Configure streaming replication on n4, making the node a replica of n1. This ensures that n4 contains all transactions on n1 since the backup was taken, ensuring n4 is 100% synchronized with n1.

5. Make Nodes 1, 2, and 3 (n1, n2, n3) Read-Only

Use the ALTER command to set nodes n1, n2, and n3 to read-only mode and reload the configuration on these nodes to apply the changes. This step is crucial because n4 has configurations copied from n1 that are not valid for n4. By making the nodes read-only, you ensure no transactions occur while you modify the configurations.

6. Terminate All Transactions on Nodes 1, 2, and 3

Terminate all ongoing transactions on n1, n2, and n3. This prevents any long-running queries from interfering during the configuration changes.

7. Remove Spock from Shared Preload Libraries on n4

Edit the shared_preload_libraries parameter on n4, removing spock; this prevents Spock from using the old configuration from n1 on n4.

8. Start Node 4 (n4)

Start n4, allowing it to become a replica of n1; this step ensures that n4 contains all transactions from n1.

9. Promote Node 4 (n4) to Primary or Standalone

Promote n4 to the role of primary node or configure it as a standalone node with Spock disabled. This step finalizes n4 as the new primary node in your replication setup.

10. Remove All Replication Sets and Nodes

Remove all replication sets and nodes from the configuration. This clears any old replication configurations that are no longer needed.

11. Add Spock to the Shared Preload Libraries parameter on n4

Re-add spock to the shared_preload_libraries parameter on n4. This prepares n4 to handle replication in its new role.

12. Restart Node 4 (n4)

Restart n4 to apply the changes made in the previous steps.

13. Add Node 4 (n4) to Nodes 1, 2, and 3 (n1, n2, n3)

Reintegrate n4 into the replication cluster with n1, n2, and n3.

14. Remove Read-Only Mode from Nodes 1, 2, and 3 (n1, n2, n3)

Remove the read-only mode from n1, n2, and n3, allowing them to resume normal operations.

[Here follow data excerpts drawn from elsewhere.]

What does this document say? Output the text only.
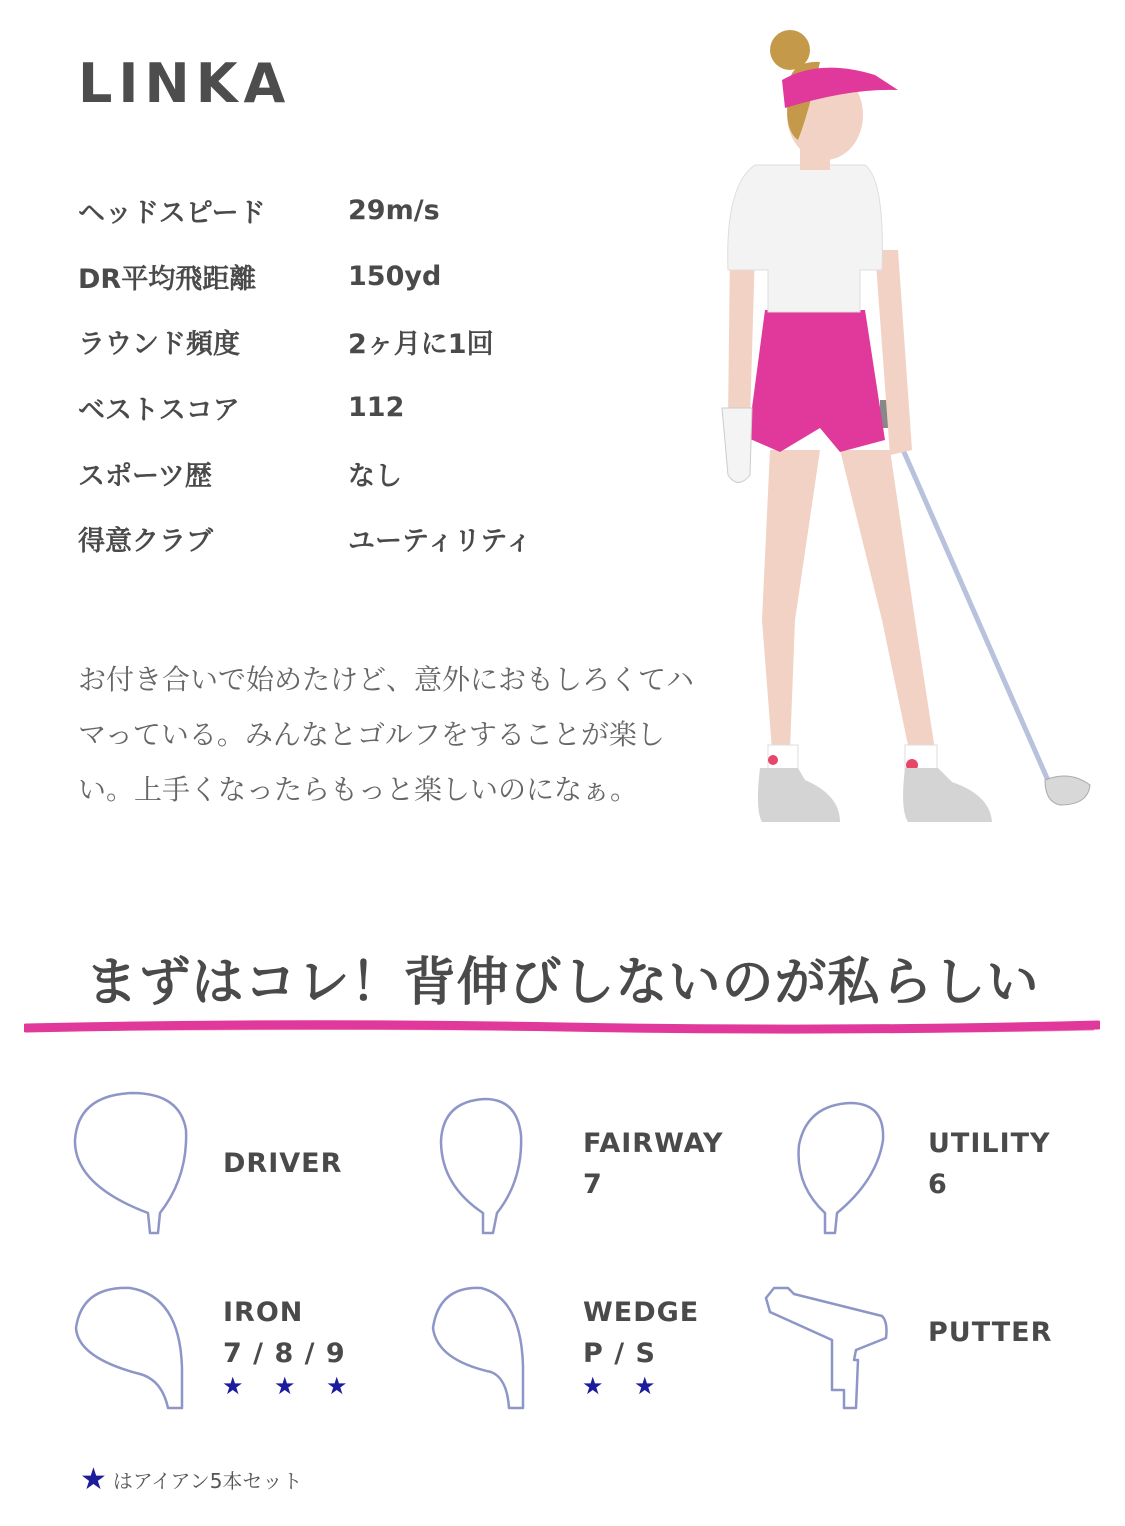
LINKA
ヘッドスピード	29m/s
DR平均飛距離	150yd
ラウンド頻度	2ヶ月に1回
ベストスコア	112
スポーツ歴	なし
得意クラブ	ユーティリティ

お付き合いで始めたけど、意外におもしろくてハマっている。みんなとゴルフをすることが楽しい。上手くなったらもっと楽しいのになぁ。

まずはコレ！背伸びしないのが私らしい
DRIVER
FAIRWAY
7
UTILITY
6
IRON
7 / 8 / 9
★ ★ ★
WEDGE
P / S
★ ★
PUTTER
★ はアイアン5本セット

15. Add Subscriptions Between Nodes

Add the following subscriptions between the new node (n4) and Nodes 1, 2, and 3 (n1, n2, n3)

  • subn1n4 - This syncs n1 with n4
  • subn2n4 - This syncs n2 with n4
  • subn3n4 - This syncs n3 with n4
  • subn4n1 - This syncs n4 with n1
  • subn4n2 - This syncs n4 with n2
  • subn4n3 - This syncs n4 with n3

16. List All Nodes from n1, n2, n3, and n4

Verify that all nodes (n1, n2, n3, and n4) are properly configured and synchronized within the cluster. Ensure that replication is functioning as expected by checking the status of all nodes.